As many will notice we are still suffering with disease on some of the greens (mainly 6, 8, 11), but we will be monitoring this in the coming days and spraying with fungicide if it worsens. As the greens get better due to our new aeration regime this should become less of a problem each year.
When we core the greens in September we will be hiring a Sweep & Fill machine, which will disperse the sand into the cores much more evenly then our previous methods, and get rid of any excess sand on the surface, meaning the recovery time from the aeration will be MUCH quicker and the greens will be back to normal a lot sooner.
Over the past month we have been receiving a lot of compliments about the difference in the bunkers since we topped up around 40 of them in June.

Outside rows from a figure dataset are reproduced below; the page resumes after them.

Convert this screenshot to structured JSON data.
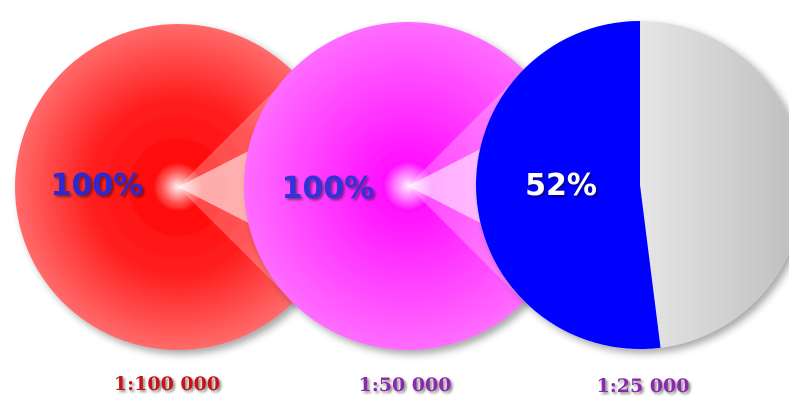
{
  "chart_data": [
    {
      "type": "pie",
      "value_label": "100%",
      "scale_label": "1:100 000",
      "values": [
        100
      ],
      "fill_color": "#ff0000",
      "label_color": "#2a2ad0",
      "scale_label_color": "#c41818"
    },
    {
      "type": "pie",
      "value_label": "100%",
      "scale_label": "1:50 000",
      "values": [
        100
      ],
      "fill_color": "#ff40ff",
      "label_color": "#3030d8",
      "scale_label_color": "#8a2aa8"
    },
    {
      "type": "pie",
      "value_label": "52%",
      "scale_label": "1:25 000",
      "values": [
        52,
        48
      ],
      "fill_color": "#0000ff",
      "rest_color": "#c8c8c8",
      "label_color": "#ffffff",
      "scale_label_color": "#8a2aa8"
    }
  ]
}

We have opted to begin topping them up on a little & often basis, rather than our old method of waiting for a full renovation when a bunker gets too bad.

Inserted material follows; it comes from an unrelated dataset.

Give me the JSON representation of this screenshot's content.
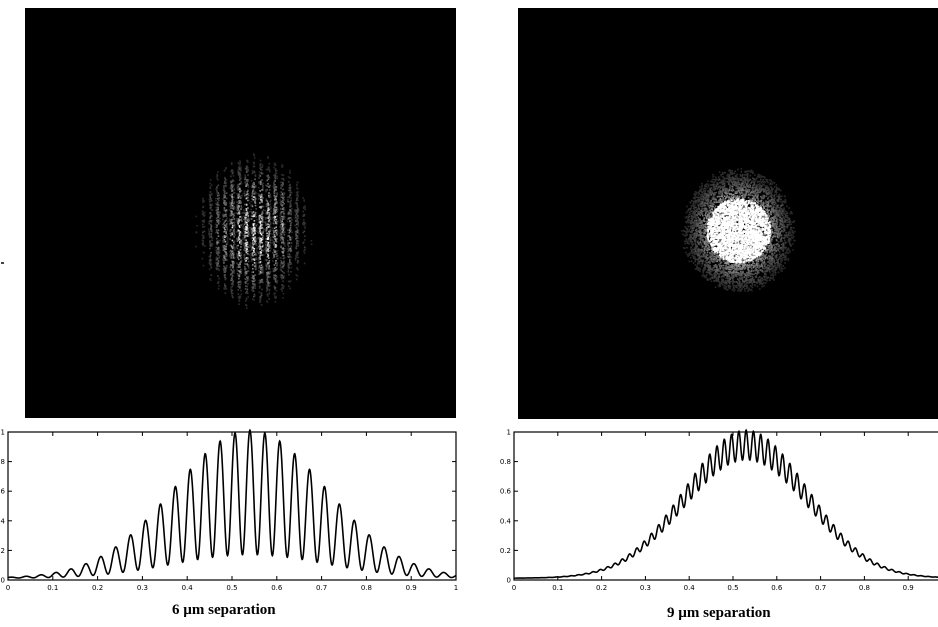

Previously we felt that full renovation of the worst bunkers each winter would lead to eventually having a full set of 70 bunkers that are better than the year before, but in actual fact this hasn't happened. Instead of chasing the "perfect" bunker by taking out the old contaminated sand and renewing the drainage before adding new, we are instead now going to keep the old sand in and continue to top up with new sand on a more frequent basis.
While this means that the contaminated sand will still be in there so the bunker may not look as white as it would with 100% new sand, but the levels should be more consistent and there should be a nice firm base of sand with an inch of 'fluffy' sand at the top where your ball will sit. This method should be a much easier way of maintaining consistent sand levels because it's much less labour intensive.
Overall, our bunkers right now are the best they have been in the last two years due to the much better sand levels particularly in the greenside bunkers. We have paid more attention to the bunker edges this year too and they are a lot better presented than in 2017.
There are a couple out there that at the moment have a little too much sand in and these should bed in once we get some rain. This coming winter, we aim to get all of the bunkers topped up that we didn't get done in June, so around another 30 bunkers will receive various amounts of sand.
As discussed in the News Blog a few weeks ago, we have doubled the amount of new balls for the driving range in 2018, from 6,000 to 12,000. We have also invested in four new Truestrike mats which are a much more realistic surface to practice from, reacting like a fairway to your swing and strike. We have also added new flags to the range and introduced a map in each bay to detail the yardage of the targets. All these little additions help you get the most from your practice.
Our fairways have been very brown this summer due to the huge lack of rain since May, and while they don't look as pretty without the stripes, they have still played well this year. As we begin to get more rain in the back end of the season the fairways should green up nicely going into winter. Going into 2019 we aim to give them a feed to get the turf more full and lush, something we have to do because they are built on ex-farmland and do not have enough natural nutrients in the soil.
We have conducted quite a few irrigation repairs (three replaced sprinklers, 7 replaced decoders, one replaced valve) this summer to get the system back up to spec, we still have a few small lefts from seals on sprinkler heads which we hope to get to within the next month or two.
2017 was a big learning curve for the greenkeepers and management of the club. Lessons were learned with regards to keeping the course moving forward, and hopefully members will see that money has been put where the proverbial mouth is in regards to killing weeds, and improving greens and bunkers. We still have some way to go but hopefully members and visitors alike will agree that we have made inroads in 2018.